O representante do MININT expôs que o propósito de aumentar a produção agrícola visa responder ao chamamento do Executivo de forma a contribuir para a auto-sustentação, criar capacidade alimentar nacional e sair das dificuldades sociais, pelo menos no âmbito penitenciário, para ajudar a desafogar os problemas cambiais que o Governo enfrenta, no sentido de dar de comer aos cidadãos. “Por isso, tivemos que fazer algumas reformas rápidas no campo, tomar algumas decisões que visarão fazer com que durante todo o ano agrícola possamos aproveitar melhor os solos e produzir o suficiente para dar de comer aos reclusos, aos oficiais e aos agentes penitenciários”, sublinhou.

Aumento de produção

António Bernardo instou apoio em meios técnicos ao Governo local e às supra-estruturas ministeriais do Ministério do Interior e da Agricultura e Florestas, para permitir uma produção intensiva no Centro Penal da Damba, em proveito da área agrícula de 9 mil hectares, postos à sua disposição. O responsável garantiu usar de forma racional os equipamentos, adubos, fertilizantes e sementes concedidos, recentemente, pelo Ministério da Agricultura e Florestas (MINAF) e com isso duplicar a produção em relação ao ano passado. Disse que, desde que estejam reunidas condições técnicas, ainda este ano tenciona dobrar a mão-de-obra no campo de produção agrícola, com a inserção de 200 reclusos, assim como a possibilidade de instalar duas estufas, na perspectiva de manter produção continuada e intensiva.

Unir a vontades

A união da vontade política e a da determinação de querer fazer, ambas constituem uma forma de vencer a batalha contra a fome, afirmou o governador da província de Malanje, Norberto dos Santos “Kwata Kanawa”, quando se pronunciava por ocasião do lançamento da referida actividade. O governador sustentou que o Estabelecimento Penitenciário da Damba tem capacidade humana que pode ser transformada num campo de produção agropecuário e, se calhar, agro-industrial, que consiga agregar valias na transformação dos produtos, para garantir a qualidade da dieta da sua população penal e os excedentes serem encaminhados para outros mercados.

O planalto de Malanje, com chuvas regulares durante o ano, associado a terras aráveis e a variedade de culturas agrícolas, levaram “Kwata Kanawa” a estimar que são factores benéficos ao cultivo de cereais, tubérculos e hortícolas para a diversificação da cadeia produtiva, o melhoramento da dieta alimentar dos reclusos, bem como a obtenção de rendimentos para a sua autosustentação. Acrescentou que os 9 mil hectares de terras aráveis podem ser aproveitados para produzir o suficiente para o consumo interno e escoamento no mercado nacional, o fomento da agro-indústria e, quiçá, responder à intenção de o Governo reduzir a importação de produtos que constituem a dieta alimentar dos presidiários.
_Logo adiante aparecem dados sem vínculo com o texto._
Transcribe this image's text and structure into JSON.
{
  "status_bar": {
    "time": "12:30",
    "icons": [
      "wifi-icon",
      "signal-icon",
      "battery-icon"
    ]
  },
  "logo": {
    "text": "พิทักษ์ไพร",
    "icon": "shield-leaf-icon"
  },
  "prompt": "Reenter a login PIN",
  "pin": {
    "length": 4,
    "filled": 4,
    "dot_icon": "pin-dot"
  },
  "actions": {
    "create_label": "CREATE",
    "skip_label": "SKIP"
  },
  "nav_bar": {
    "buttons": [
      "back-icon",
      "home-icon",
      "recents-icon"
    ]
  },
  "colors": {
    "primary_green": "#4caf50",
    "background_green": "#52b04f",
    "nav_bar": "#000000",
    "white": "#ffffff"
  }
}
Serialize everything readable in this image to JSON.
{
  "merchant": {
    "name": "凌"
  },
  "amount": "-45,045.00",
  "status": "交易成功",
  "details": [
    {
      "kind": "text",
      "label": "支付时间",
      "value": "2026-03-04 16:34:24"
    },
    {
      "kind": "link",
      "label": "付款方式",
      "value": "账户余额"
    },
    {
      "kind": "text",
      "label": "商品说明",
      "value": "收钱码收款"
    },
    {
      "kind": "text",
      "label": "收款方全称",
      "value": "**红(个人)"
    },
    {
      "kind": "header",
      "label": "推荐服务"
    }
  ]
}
Entretanto, para a referida campanha agrícola, estão preparadas mais de 300 hectares para o plantio de culturas diversas, com destaque a frutícolas, hortícolas, milho, mandioca, batata rena e doce e, pela primeira vez, o café. No final, para simbolizar o acto, foram plantados bananas, milho, e lançadas sementes de feijão. Situado na comuna de Katala, município de Mucari, a ex-colónia penal da Damba existe desde a década de 1940, com capacidade instalada, efectiva, para albergar 1216 presidiários. Funciona em regime aberto, semi-aberto e fechado.